We can, if we wish, define humor in terms of what it is not. We can draw
lines around it and distinguish it from its next of kin, wit. This
indeed has been a favorite pastime with the jugglers of words in all
ages. And many have been the attempts to define humor, to define wit, to
describe and differentiate them, to build high fences to keep them
apart.
"Wit is abrupt, darting, scornful; it tosses its analogies in your face;
humor is slow and shy, insinuating its fun into your heart," says E. P.
Whipple. "Wit is intellectual, humor is emotional; wit is perception of
resemblance, humor of contrast--of contrast between ideal and fact,
theory and practice, promise and performance," writes another authority.
While yet another points out that "Humor is feeling--feelings can always
bear repetition, while wit, being intellectual, suffers by repetition."
The truth of this is evident when we remember that we repeat a witty
saying that we may enjoy the effect on others, while we retell a
humorous story largely for our own enjoyment of it.

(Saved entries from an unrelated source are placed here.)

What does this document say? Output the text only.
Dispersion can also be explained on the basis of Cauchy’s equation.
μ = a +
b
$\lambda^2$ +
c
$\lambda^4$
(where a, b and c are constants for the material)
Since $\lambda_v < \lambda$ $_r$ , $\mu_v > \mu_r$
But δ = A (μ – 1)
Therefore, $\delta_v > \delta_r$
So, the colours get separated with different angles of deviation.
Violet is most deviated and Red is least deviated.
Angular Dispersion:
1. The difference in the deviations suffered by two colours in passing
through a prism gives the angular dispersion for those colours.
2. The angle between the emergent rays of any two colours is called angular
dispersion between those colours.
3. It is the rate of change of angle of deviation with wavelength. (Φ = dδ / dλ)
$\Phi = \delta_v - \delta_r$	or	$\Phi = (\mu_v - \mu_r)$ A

Yet it is quite possible that humor ought not to be defined. It may be
one of those intangible substances, like love and beauty, that are
indefinable. It is quite probable that humor should not be explained. It
would be distressing, as some one pointed out, to discover that American
humor is based on American dyspepsia.
Yet the philosophers themselves
have endeavored to explain it. Hazlitt held that to understand the
ludicrous, we must first know what the serious is. And to apprehend the
serious, what better course could be followed than to contemplate the
serious--yes and ludicrous--findings of the philosophers in their
attempts to define humor and to explain laughter.